Clinical Implications
The core philosophy of the juvenile correctional system is that youth can and should be rehabilitated (Gagnon, Ross Benedick, et al., 2022). Included in this promise is the provision of appropriate mental health services, which begins with appropriate screening at intake. Results of this study highlight the limitations of current screening tools; a situation that is particular concerning, given that it could result in missing a participant with depression and/or suicidal ideation, which can have dire consequences in this population. The results align with researchers’ (Richardson et al., 2015) assertion that the limitations of screening measure only allow tentative conclusions for incarcerated youth.
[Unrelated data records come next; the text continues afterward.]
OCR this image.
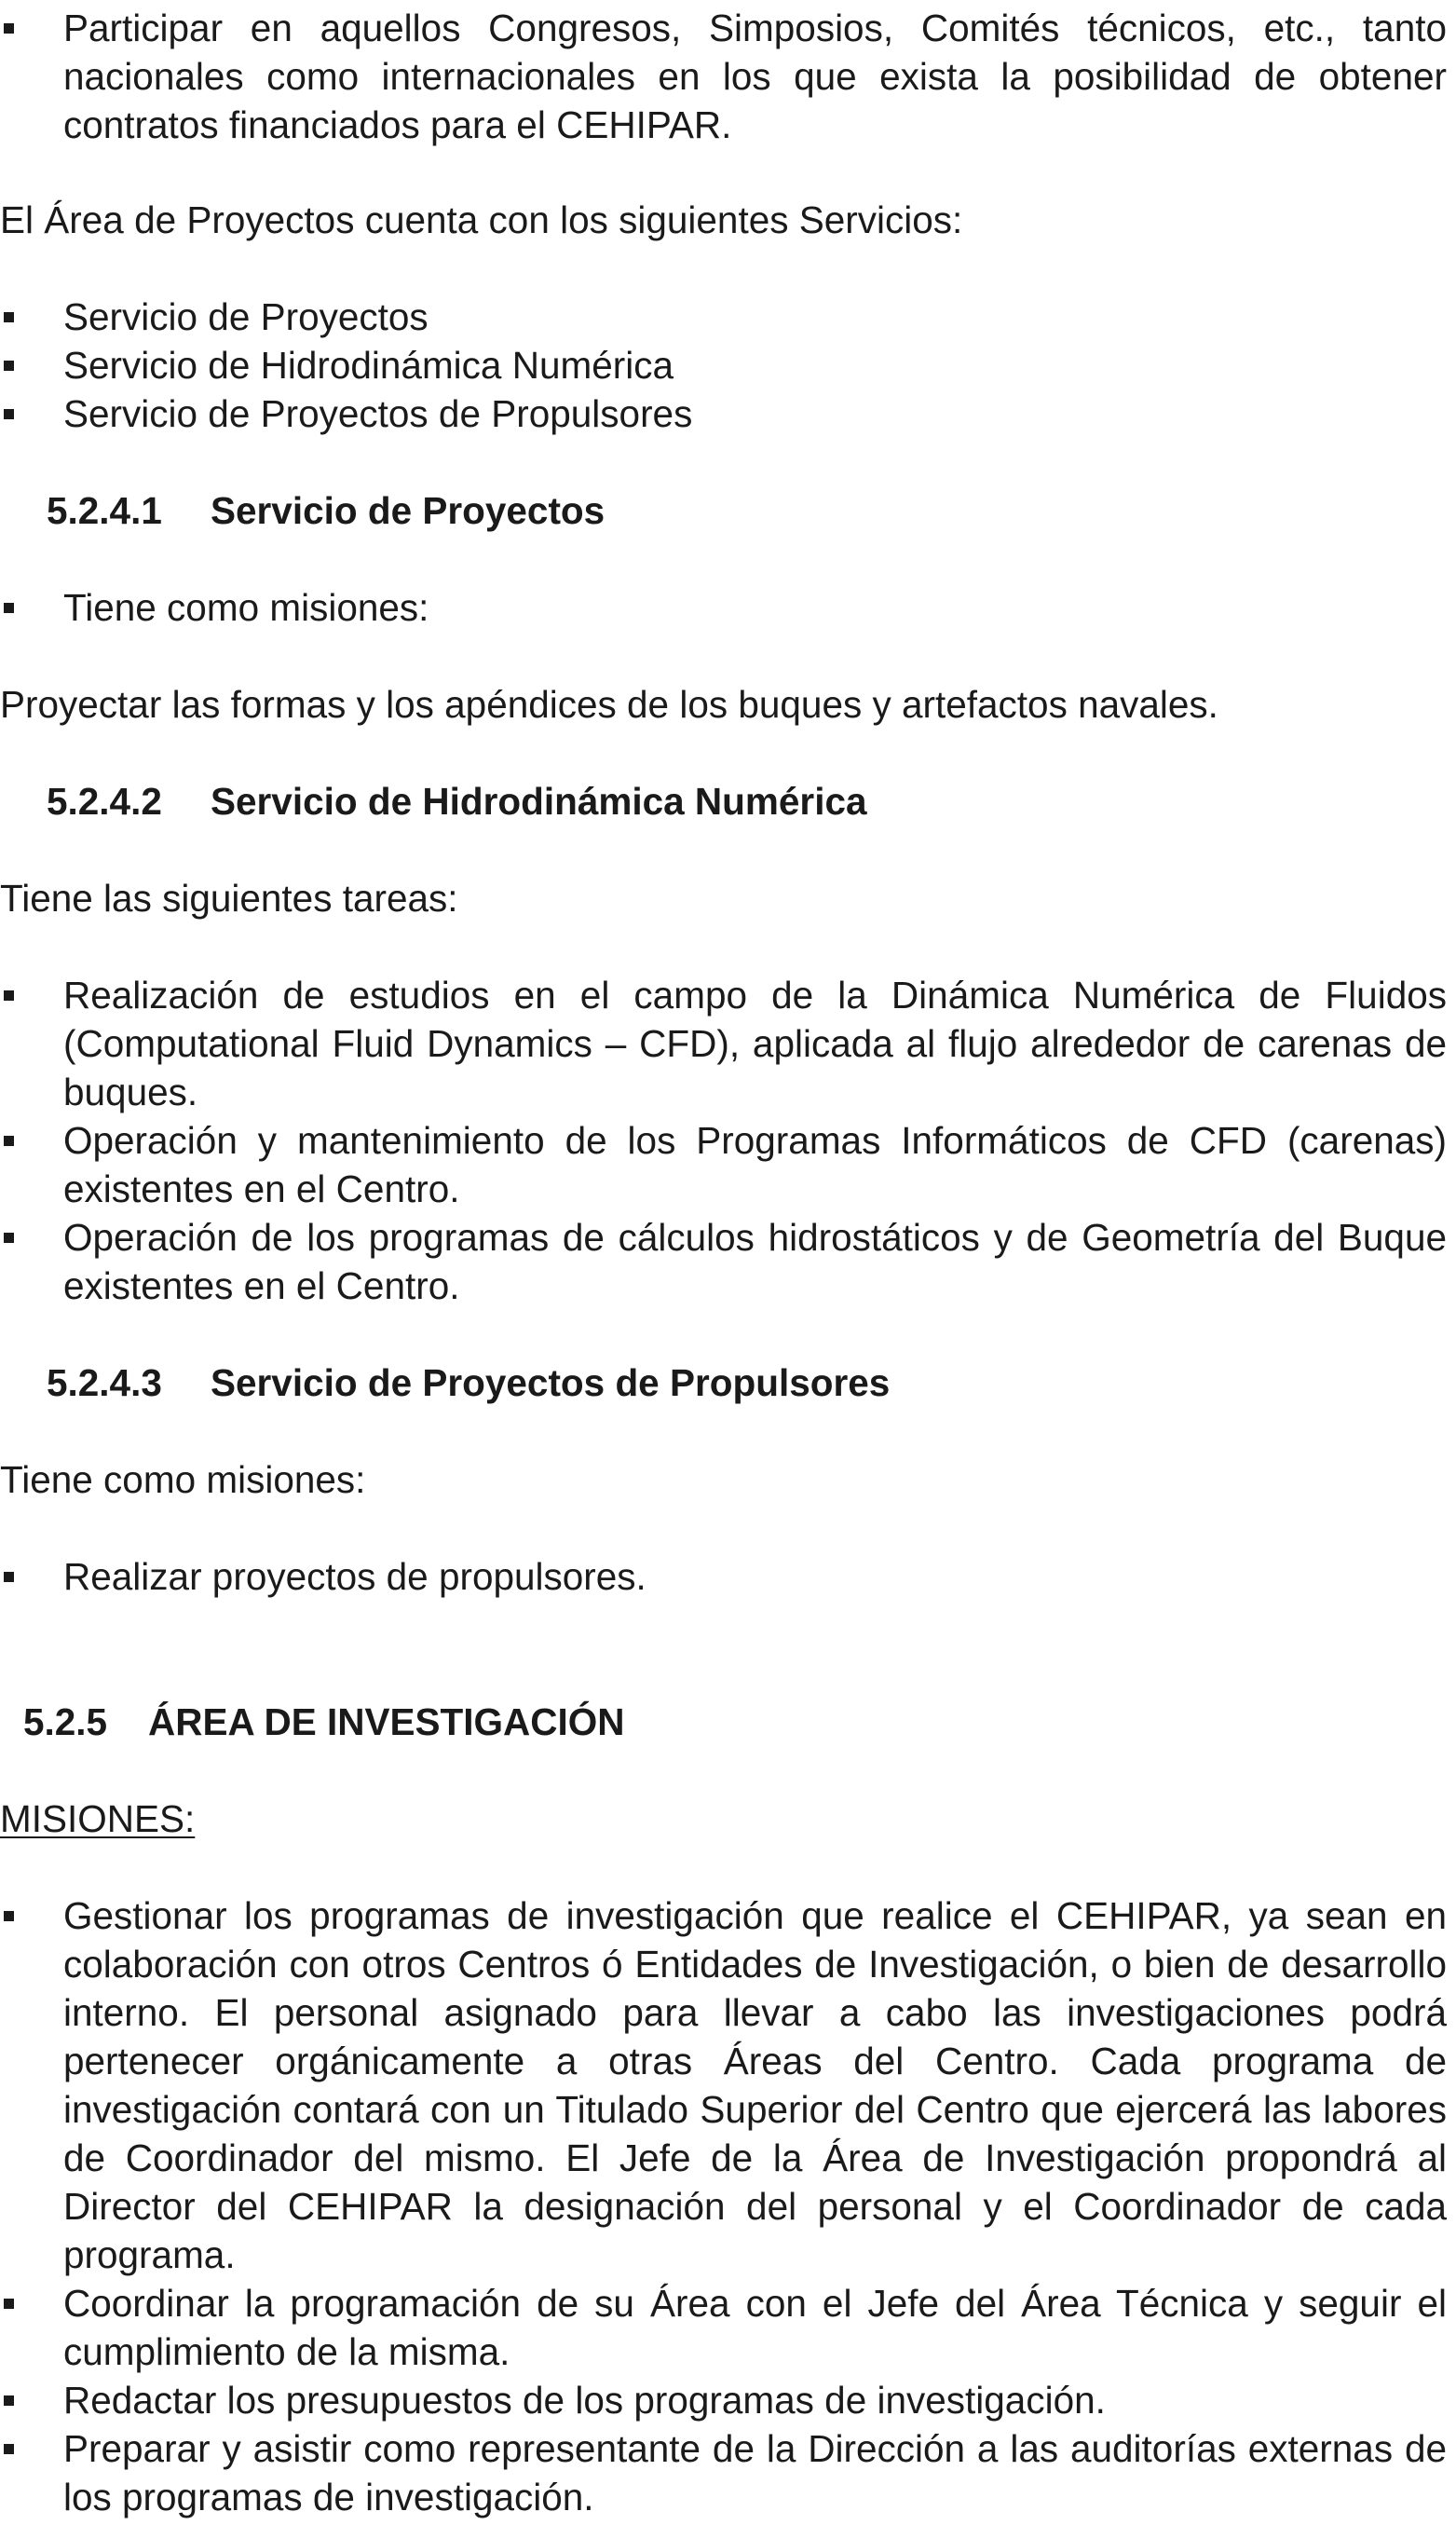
Participar en aquellos Congresos, Simposios, Comités técnicos, etc., tanto nacionales como internacionales en los que exista la posibilidad de obtener contratos financiados para el CEHIPAR.

El Área de Proyectos cuenta con los siguientes Servicios:

Servicio de Proyectos
Servicio de Hidrodinámica Numérica
Servicio de Proyectos de Propulsores
5.2.4.1 Servicio de Proyectos
Tiene como misiones:

Proyectar las formas y los apéndices de los buques y artefactos navales.

5.2.4.2 Servicio de Hidrodinámica Numérica

Tiene las siguientes tareas:

Realización de estudios en el campo de la Dinámica Numérica de Fluidos (Computational Fluid Dynamics – CFD), aplicada al flujo alrededor de carenas de buques.
Operación y mantenimiento de los Programas Informáticos de CFD (carenas) existentes en el Centro.
Operación de los programas de cálculos hidrostáticos y de Geometría del Buque existentes en el Centro.
5.2.4.3 Servicio de Proyectos de Propulsores

Tiene como misiones:

Realizar proyectos de propulsores.
5.2.5 ÁREA DE INVESTIGACIÓN

MISIONES:

Gestionar los programas de investigación que realice el CEHIPAR, ya sean en colaboración con otros Centros ó Entidades de Investigación, o bien de desarrollo interno. El personal asignado para llevar a cabo las investigaciones podrá pertenecer orgánicamente a otras Áreas del Centro. Cada programa de investigación contará con un Titulado Superior del Centro que ejercerá las labores de Coordinador del mismo. El Jefe de la Área de Investigación propondrá al Director del CEHIPAR la designación del personal y el Coordinador de cada programa.
Coordinar la programación de su Área con el Jefe del Área Técnica y seguir el cumplimiento de la misma.
Redactar los presupuestos de los programas de investigación.
Preparar y asistir como representante de la Dirección a las auditorías externas de los programas de investigación.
What becomes evident is the complexity of choosing appropriate screening tools and the necessity of supplementing the screening with additional sources of information. According to the American Psychological Association, it is best practice in social emotional assessment to utilize comprehensive assessment strategies to include measuring youth’s behavior using multiple sources (self/family/teacher) and methods (rating scale/observation/record review/interview) across multiple settings (home/school/community) (American Psychological Association & Task Force on Psychological Assessment and Evaluation Guidelines, 2020). It is important for the screening professional to be aware of situation-specific elevation of concerns, particularly for youth in the juvenile justice system. Importantly, it is recommended for all data collected from behavior rating scales to be corroborated through observation and clinical interview with the child and caregiver informants. Granted, implementation of such processes within a juvenile corrections setting are complicated by financial constraints (Gagnon, Mason-Williams, et al., 2022), limitations to the number and training of staff (Swank & Gagnon, 2017), and difficulties with engaging parents/guardians (Burke et al., 2014). Nevertheless, the limitations of current screening tools described in this study necessitate a more robust approach, if we are to ensure youth emotional health, well-being, safety, and to realize the promise of rehabilitation.
Footnotes
Declaration of Conflicting Interests
The author(s) declared no potential conflicts of interest with respect to the research, authorship, and/or publication of this article.
Funding
This study was conducted as part of Project LIBERATE, funded by the Institute of Education Sciences (IES), Award #R324A080006. The opinions expressed here are the authors’ and do not necessarily represent those of IES or the U.S. Department of Education.
Ethical Approval
All procedures performed in studies involving human participants were in accordance with the ethical standards of the institutional and/or national research committee and with the 1964 Helsinki Declaration and its later amendments or comparable ethical standards.
Informed Consent/Assent
Informed assent was received from all youth and informed consent from the guardian of each youth.